No thinking person can escape being horrified by the actions carried out in the name of God by religious fanatics across the world today. Killings, rapes, executions, wholesale slaughter, genocide, torture, and sometimes just ordinary nastiness — a litany of horrors that deny humankind the right to claim ourselves to be a uniformly emotionally intelligent species.
Witness the actions of Isis, Israel and Hamas, Boko Haram, Westboro Baptist Church, the Ugandan government, among others.
This is religion run amok, a fervour that has made both madmen and victims of millions.
So I identify very strongly with the secular left who point to these excesses and say (this aspect of) religion is a bad thing. I agree that actions of religious fanatics such as these are an embarrassment, a blot on mankind’s proud record of startlingly rapid evolution into the dominant sentient species of this planet.
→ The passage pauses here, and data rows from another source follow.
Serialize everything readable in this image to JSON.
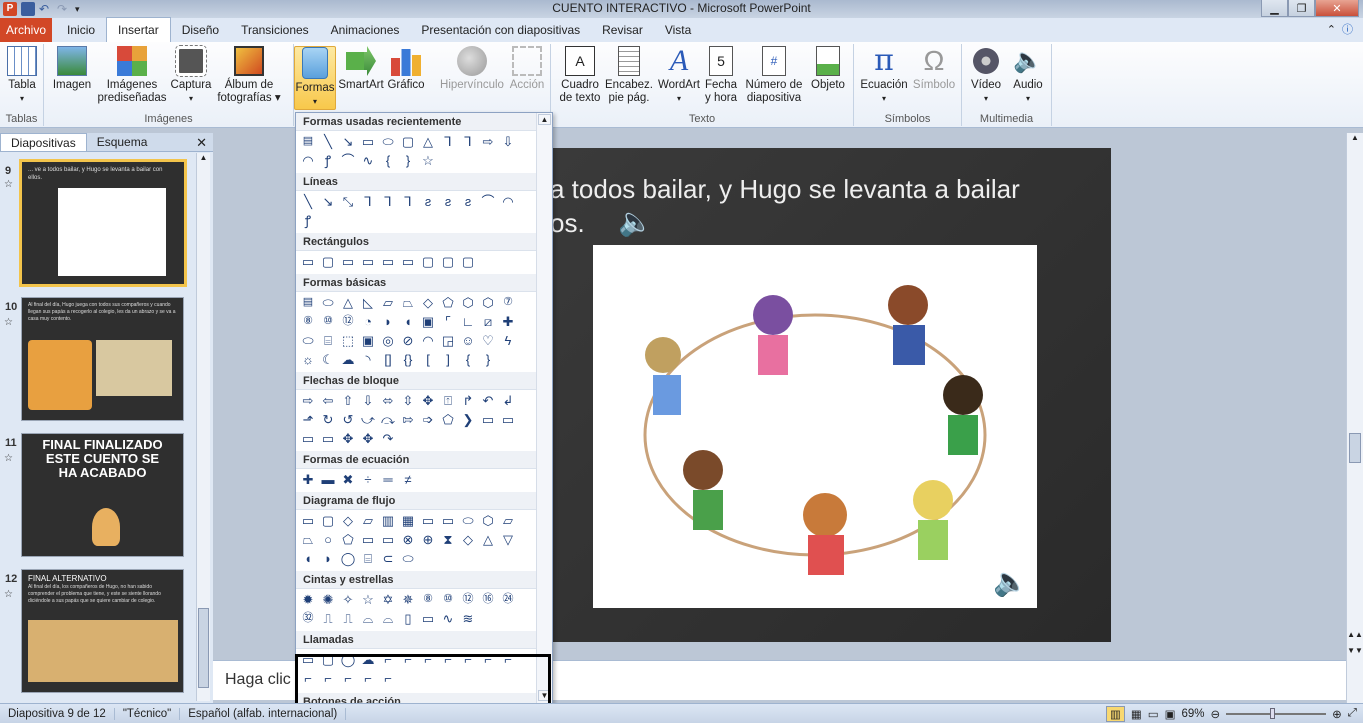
{
  "window": {
    "title": "CUENTO INTERACTIVO  -  Microsoft PowerPoint"
  },
  "tabs": [
    "Archivo",
    "Inicio",
    "Insertar",
    "Diseño",
    "Transiciones",
    "Animaciones",
    "Presentación con diapositivas",
    "Revisar",
    "Vista"
  ],
  "ribbon": {
    "groups": {
      "tablas": "Tablas",
      "imagenes": "Imágenes",
      "texto": "Texto",
      "simbolos": "Símbolos",
      "multimedia": "Multimedia"
    },
    "buttons": {
      "tabla": "Tabla",
      "imagen": "Imagen",
      "imagenes_pred_1": "Imágenes",
      "imagenes_pred_2": "prediseñadas",
      "captura": "Captura",
      "album_1": "Álbum de",
      "album_2": "fotografías",
      "formas": "Formas",
      "smartart": "SmartArt",
      "grafico": "Gráfico",
      "hipervinculo": "Hipervínculo",
      "accion": "Acción",
      "cuadro_1": "Cuadro",
      "cuadro_2": "de texto",
      "encab_1": "Encabez.",
      "encab_2": "pie pág.",
      "wordart": "WordArt",
      "fecha_1": "Fecha",
      "fecha_2": "y hora",
      "numero_1": "Número de",
      "numero_2": "diapositiva",
      "objeto": "Objeto",
      "ecuacion": "Ecuación",
      "simbolo": "Símbolo",
      "video": "Vídeo",
      "audio": "Audio"
    }
  },
  "left_panel": {
    "tabs": [
      "Diapositivas",
      "Esquema"
    ],
    "slides": [
      {
        "num": "9",
        "text": "... ve a todos bailar, y Hugo se levanta a bailar con ellos."
      },
      {
        "num": "10",
        "text": "Al final del día, Hugo juega con todos sus compañeros y cuando llegan sus papás a recogerlo al colegio, les da un abrazo y se va a casa muy contento."
      },
      {
        "num": "11",
        "text": "FINAL FINALIZADO ESTE CUENTO SE HA  ACABADO"
      },
      {
        "num": "12",
        "title": "FINAL ALTERNATIVO",
        "text": "Al final del día, los compañeros de Hugo, no han sabido comprender el problema que tiene, y este se siente llorando diciéndole a sus papás que se quiere cambiar de colegio."
      }
    ]
  },
  "slide": {
    "line1": "a todos bailar, y Hugo se levanta a bailar",
    "line2": "os."
  },
  "notes": {
    "placeholder": "Haga clic"
  },
  "gallery": {
    "sections": [
      "Formas usadas recientemente",
      "Líneas",
      "Rectángulos",
      "Formas básicas",
      "Flechas de bloque",
      "Formas de ecuación",
      "Diagrama de flujo",
      "Cintas y estrellas",
      "Llamadas",
      "Botones de acción"
    ]
  },
  "status": {
    "slide": "Diapositiva 9 de 12",
    "theme": "\"Técnico\"",
    "lang": "Español (alfab. internacional)",
    "zoom": "69%"
  }
}
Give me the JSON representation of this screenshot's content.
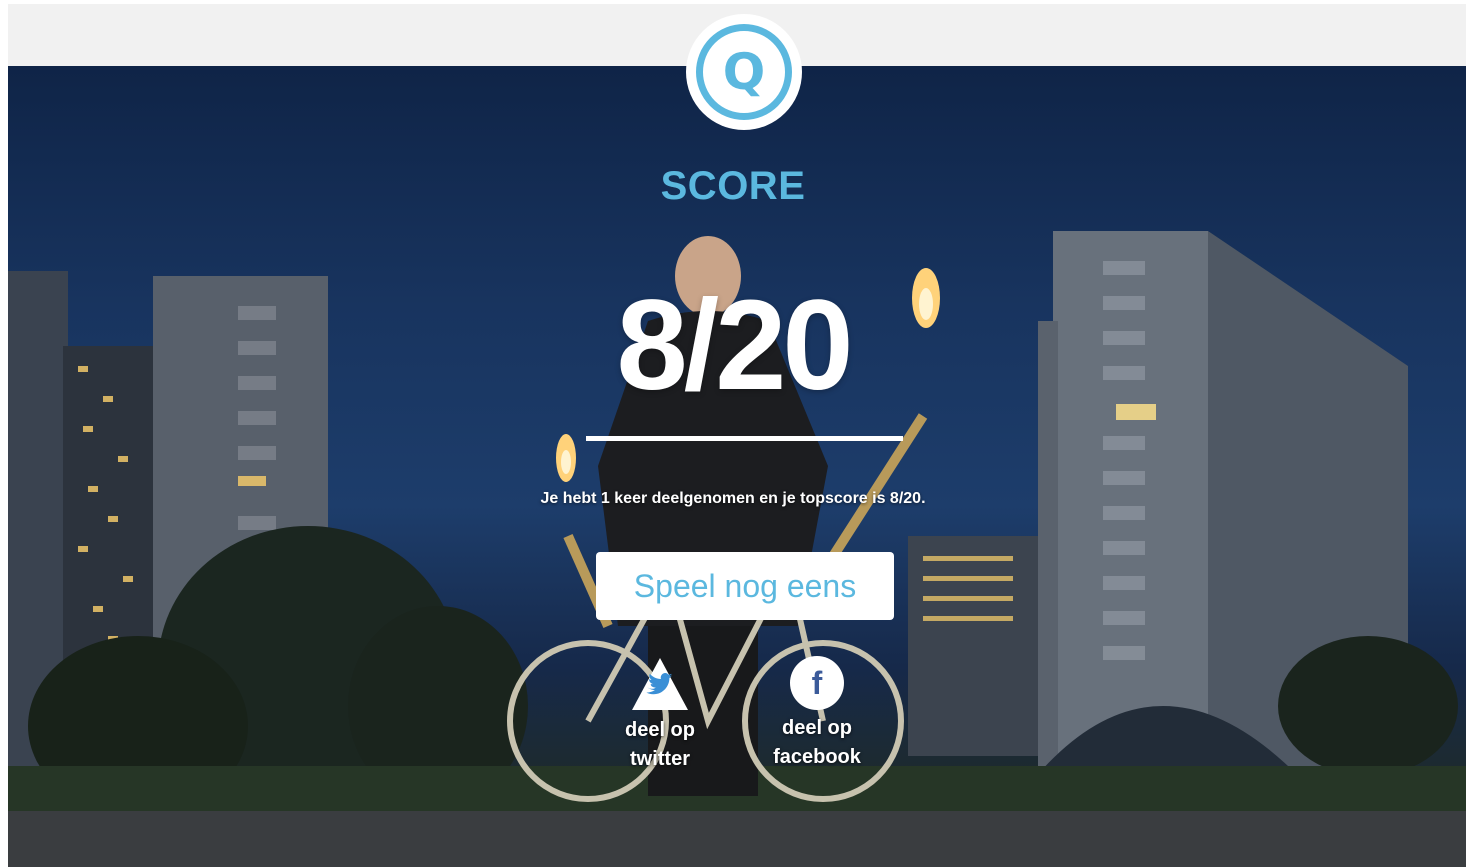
{
  "header": {
    "logo_letter": "Q"
  },
  "score": {
    "label": "SCORE",
    "value": "8/20",
    "summary": "Je hebt 1 keer deelgenomen en je topscore is 8/20."
  },
  "actions": {
    "replay_label": "Speel nog eens"
  },
  "share": {
    "twitter": {
      "line1": "deel op",
      "line2": "twitter",
      "icon": "twitter-icon"
    },
    "facebook": {
      "line1": "deel op",
      "line2": "facebook",
      "icon": "facebook-icon",
      "glyph": "f"
    }
  },
  "colors": {
    "accent": "#5bb8df",
    "topbar": "#f1f1f1",
    "twitter": "#3a8fd6",
    "facebook": "#3b5b9a"
  }
}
Yet for me the presence of an active and loving God makes sense of the world as I see it and understand it to be. There is a harmony there, looking beyond the fine print of the Bible and understanding what it is NOT saying and correlating this with the mystery of the wider universe as scientists are beginning to unravel it. My experiences of relationship with this God of mine are all positive, in a manner that defies statistical probability. And if this is my experience, I can also relate to the millions of others who have similar experiences.
So where on Earth does this sense of entitlement to kill in the name of God come from?
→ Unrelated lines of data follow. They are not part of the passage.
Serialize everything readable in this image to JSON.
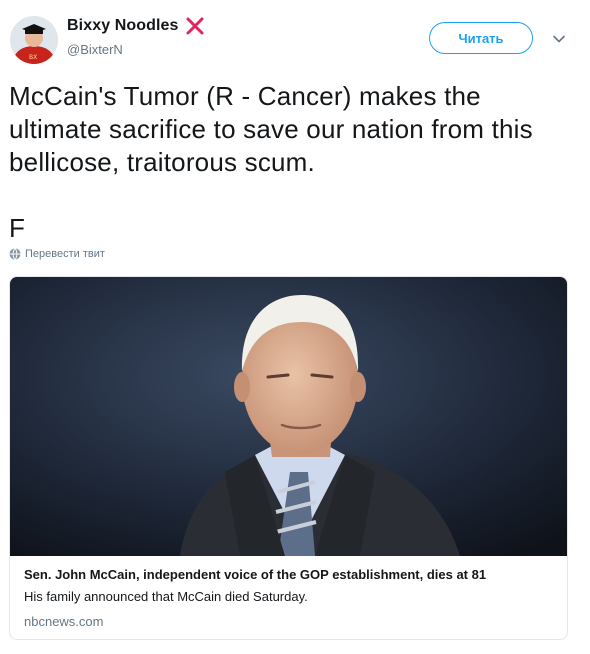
{
  "author": {
    "display_name": "Bixxy Noodles",
    "handle": "@BixterN",
    "avatar_label": "BX"
  },
  "follow_button_label": "Читать",
  "tweet": {
    "text": "McCain's Tumor (R - Cancer) makes the ultimate sacrifice to save our nation from this bellicose, traitorous scum.",
    "tail": "F"
  },
  "translate_label": "Перевести твит",
  "card": {
    "title": "Sen. John McCain, independent voice of the GOP establishment, dies at 81",
    "description": "His family announced that McCain died Saturday.",
    "domain": "nbcnews.com"
  },
  "icons": {
    "name_badge": "red-x-icon",
    "menu": "chevron-down-icon",
    "translate": "globe-icon"
  },
  "colors": {
    "accent": "#1da1f2",
    "secondary_text": "#657786",
    "x_mark": "#e0245e"
  }
}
In my view there is a virtual switch that one decides to activate in one’s life for religious experience. We have both the freedom to acknowledge it and the freedom to ignore it. Or “should have”, that is. The moment others decide for us what we should or should not be feeling, doing or believing, there is the tipping point, the moment that a shared belief becomes a potential weapon of manipulation towards achieving man’s ends, and not those of God.
The essence in this is freedom. Freedom to believe, or to not believe. If a religion does not offer believers freedom, but takes it away, what is there of value enough to replace it? Absence of freedom in all areas of life, and particularly in belief, is not a blessing, but a curse. It is this freedom that the leaders of fundamentalist groups seek to demolish, and to replace it with critical comparisons that encourage hate of people who are different. The religious organisations with the most rules will be the ones where both fundamentalism and hate flourish.
Christianity hit this rock bottom 500 years ago in the time of the Spanish Inquisition and the Crusades, and remnants remain in Christian fundamentalism in churches like the Westboro Baptist Church and, more widely, inflexible attitudes like creationism towards scientific discovery, and church-sanctioned homophobia such as that expressed by the Ugandan government.
I’m not an expert, but it seems to me that fundamental Islam appears to be at the same stage now in the misapplication of “jihad” — itself not a simple concept — and the shocking horrors perpetrated in the name of Allah. Thank Allah/God for the moderate Islamic leaders who risk their own lives in standing against this tyranny.
The Christian Bible suggests that God has an opinion on this issue. “Love your neighbour as yourself” is a commandment second only to that to love God. It’s an all-encompassing and unconditional instruction, making no reference whatsoever to the neighbour’s religion, race, sexuality or politics. In essence it says “Even if I don’t agree with you, Neighbour, even if I think you are wrong, I’m going to treat you with the same respect AND LOVE I have for myself”. This is a commandment to treat people well despite them being themselves, letting them be themselves, allowing them to be free to be themselves. You don’t have to be a religious person to see the value thereof.
So, when a religion decides the limitations on who can do what and with who, and that there should be punishments for transgressions meted out to anyone who does not share those beliefs, it starts on a slippery slope down to a hell where murder and mayhem rule as agency of its God.
While the world implodes in religious hatred, with Sunni versus Shia, Jew versus Arab, Christian versus Muslim, Muslim versus Hindu, atheist versus theist and any combination of the above, it is worth reflecting on just how much difference a universal drive to encourage all men and women to respect this freedom could make. No one is exempt.
If we could all adopt the unconditional love spoken about earlier, letting people be free to be themselves without coercion, and treating everyone with the same respect we believe we deserve, the world would have to be a better, richer, safer and happier place. It could not be any otherwise.
This is a vision of a miracle well worth praying for, no matter who your God.
Image – Demonstrators call for the end to Islamic State of Iraq and Syria (Isis) terrorism during a Kurdish demonstration in front of the White House on August 9, 2014, in Washington, DC.